Universal Communication, Universal Graphs, and Graph Labeling

We introduce a communication model called universal SMP, in which Alice and Bob receive a function $f$ belonging to a family $\mathcal{F}$, and inputs $x$ and $y$. Alice and Bob use shared randomness to send a message to a third party who cannot see $f, x, y$, or the shared randomness, and must decide $f(x,y)$. Our main application of universal SMP is to relate communication complexity to graph labeling, where the goal is to give a short label to each vertex in a graph, so that adjacency or other functions of two vertices $x$ and $y$ can be determined from the labels $\ell(x),\ell(y)$. We give a universal SMP protocol using $O(k^2)$ bits of communication for deciding whether two vertices have distance at most $k$ on distributive lattices (generalizing the $k$-Hamming Distance problem in communication complexity), and explain how this implies an $O(k^2\log n)$ labeling scheme for determining $\mathrm{dist}(x,y) \leq k$ on distributive lattices with size $n$; in contrast, we show that a universal SMP protocol for determining $\mathrm{dist}(x,y) \leq 2$ in modular lattices (a superset of distributive lattices) has super-constant $Ω(n^{1/4})$ communication cost.
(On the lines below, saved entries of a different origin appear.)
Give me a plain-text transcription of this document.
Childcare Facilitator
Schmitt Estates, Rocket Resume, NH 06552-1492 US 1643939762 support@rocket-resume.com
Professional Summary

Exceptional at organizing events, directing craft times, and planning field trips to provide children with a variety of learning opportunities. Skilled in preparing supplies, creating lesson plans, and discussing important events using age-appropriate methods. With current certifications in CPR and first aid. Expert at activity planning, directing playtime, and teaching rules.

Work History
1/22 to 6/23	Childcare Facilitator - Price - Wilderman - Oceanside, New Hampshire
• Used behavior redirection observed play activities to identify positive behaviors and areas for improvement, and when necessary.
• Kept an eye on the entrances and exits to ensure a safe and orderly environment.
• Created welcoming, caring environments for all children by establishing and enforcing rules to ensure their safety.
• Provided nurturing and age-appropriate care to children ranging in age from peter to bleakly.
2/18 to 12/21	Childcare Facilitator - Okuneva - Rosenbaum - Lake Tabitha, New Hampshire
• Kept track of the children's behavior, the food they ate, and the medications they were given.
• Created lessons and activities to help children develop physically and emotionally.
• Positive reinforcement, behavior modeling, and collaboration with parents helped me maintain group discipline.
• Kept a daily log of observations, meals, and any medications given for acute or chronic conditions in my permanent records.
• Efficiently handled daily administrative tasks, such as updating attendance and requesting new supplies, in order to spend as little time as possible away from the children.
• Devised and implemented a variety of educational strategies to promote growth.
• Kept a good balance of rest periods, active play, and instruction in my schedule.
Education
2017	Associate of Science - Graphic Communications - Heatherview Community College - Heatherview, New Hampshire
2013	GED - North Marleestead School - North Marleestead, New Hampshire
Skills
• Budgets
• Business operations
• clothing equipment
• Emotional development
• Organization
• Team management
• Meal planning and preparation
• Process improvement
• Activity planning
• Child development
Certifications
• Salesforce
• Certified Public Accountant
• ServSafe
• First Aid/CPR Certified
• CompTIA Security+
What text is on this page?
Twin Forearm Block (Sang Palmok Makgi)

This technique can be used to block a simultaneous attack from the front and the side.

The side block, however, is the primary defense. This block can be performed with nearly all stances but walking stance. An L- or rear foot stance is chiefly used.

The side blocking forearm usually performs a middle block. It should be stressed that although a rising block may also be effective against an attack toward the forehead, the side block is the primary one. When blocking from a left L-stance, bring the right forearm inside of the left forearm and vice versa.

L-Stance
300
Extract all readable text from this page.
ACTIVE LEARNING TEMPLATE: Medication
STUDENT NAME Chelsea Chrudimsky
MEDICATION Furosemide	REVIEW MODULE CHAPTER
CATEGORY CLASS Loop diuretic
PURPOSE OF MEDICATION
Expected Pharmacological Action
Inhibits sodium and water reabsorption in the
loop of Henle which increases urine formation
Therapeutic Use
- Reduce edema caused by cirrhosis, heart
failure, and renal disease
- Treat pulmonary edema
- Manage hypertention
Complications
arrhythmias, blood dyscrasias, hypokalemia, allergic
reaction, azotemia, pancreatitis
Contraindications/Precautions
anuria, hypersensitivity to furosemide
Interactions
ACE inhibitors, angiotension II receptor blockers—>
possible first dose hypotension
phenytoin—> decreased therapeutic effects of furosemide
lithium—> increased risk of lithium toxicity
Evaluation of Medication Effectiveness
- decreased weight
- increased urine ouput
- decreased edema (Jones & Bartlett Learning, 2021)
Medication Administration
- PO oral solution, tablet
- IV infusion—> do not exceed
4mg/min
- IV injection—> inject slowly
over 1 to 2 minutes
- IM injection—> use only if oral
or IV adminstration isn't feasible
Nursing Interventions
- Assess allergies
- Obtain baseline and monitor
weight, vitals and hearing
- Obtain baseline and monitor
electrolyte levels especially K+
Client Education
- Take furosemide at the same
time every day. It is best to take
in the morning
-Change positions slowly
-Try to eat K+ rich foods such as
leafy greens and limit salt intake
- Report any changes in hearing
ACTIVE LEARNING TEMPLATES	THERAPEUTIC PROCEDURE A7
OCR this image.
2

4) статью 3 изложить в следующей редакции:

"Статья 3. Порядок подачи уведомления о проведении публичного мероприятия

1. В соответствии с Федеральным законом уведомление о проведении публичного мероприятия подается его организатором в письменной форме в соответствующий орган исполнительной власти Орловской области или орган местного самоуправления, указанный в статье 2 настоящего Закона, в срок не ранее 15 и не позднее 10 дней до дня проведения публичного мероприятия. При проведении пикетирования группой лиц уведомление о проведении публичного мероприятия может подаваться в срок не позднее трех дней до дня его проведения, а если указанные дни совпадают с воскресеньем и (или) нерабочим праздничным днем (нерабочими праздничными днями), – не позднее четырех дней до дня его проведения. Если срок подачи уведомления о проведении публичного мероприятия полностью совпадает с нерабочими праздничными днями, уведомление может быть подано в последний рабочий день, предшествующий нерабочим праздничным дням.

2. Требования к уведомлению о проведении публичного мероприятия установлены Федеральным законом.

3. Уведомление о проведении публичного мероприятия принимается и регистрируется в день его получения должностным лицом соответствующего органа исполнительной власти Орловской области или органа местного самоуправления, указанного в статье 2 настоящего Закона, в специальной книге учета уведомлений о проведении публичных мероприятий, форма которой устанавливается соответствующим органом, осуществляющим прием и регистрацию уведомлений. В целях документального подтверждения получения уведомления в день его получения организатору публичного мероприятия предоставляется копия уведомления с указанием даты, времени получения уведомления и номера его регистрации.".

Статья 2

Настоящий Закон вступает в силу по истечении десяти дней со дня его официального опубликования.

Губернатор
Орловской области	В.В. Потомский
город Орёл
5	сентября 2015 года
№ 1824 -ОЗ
On the other hand, we demonstrate that many graph families known to have efficient adjacency labeling schemes, such as trees, low-arboricity graphs, and planar graphs, admit constant-cost communication protocols for adjacency. Trees also have an $O(k)$ protocol for deciding $\mathrm{dist}(x,y) \leq k$ and planar graphs have an $O(1)$ protocol for $\mathrm{dist}(x,y) \leq 2$, which implies a new $O(\log n)$ labeling scheme for the same problem on planar graphs.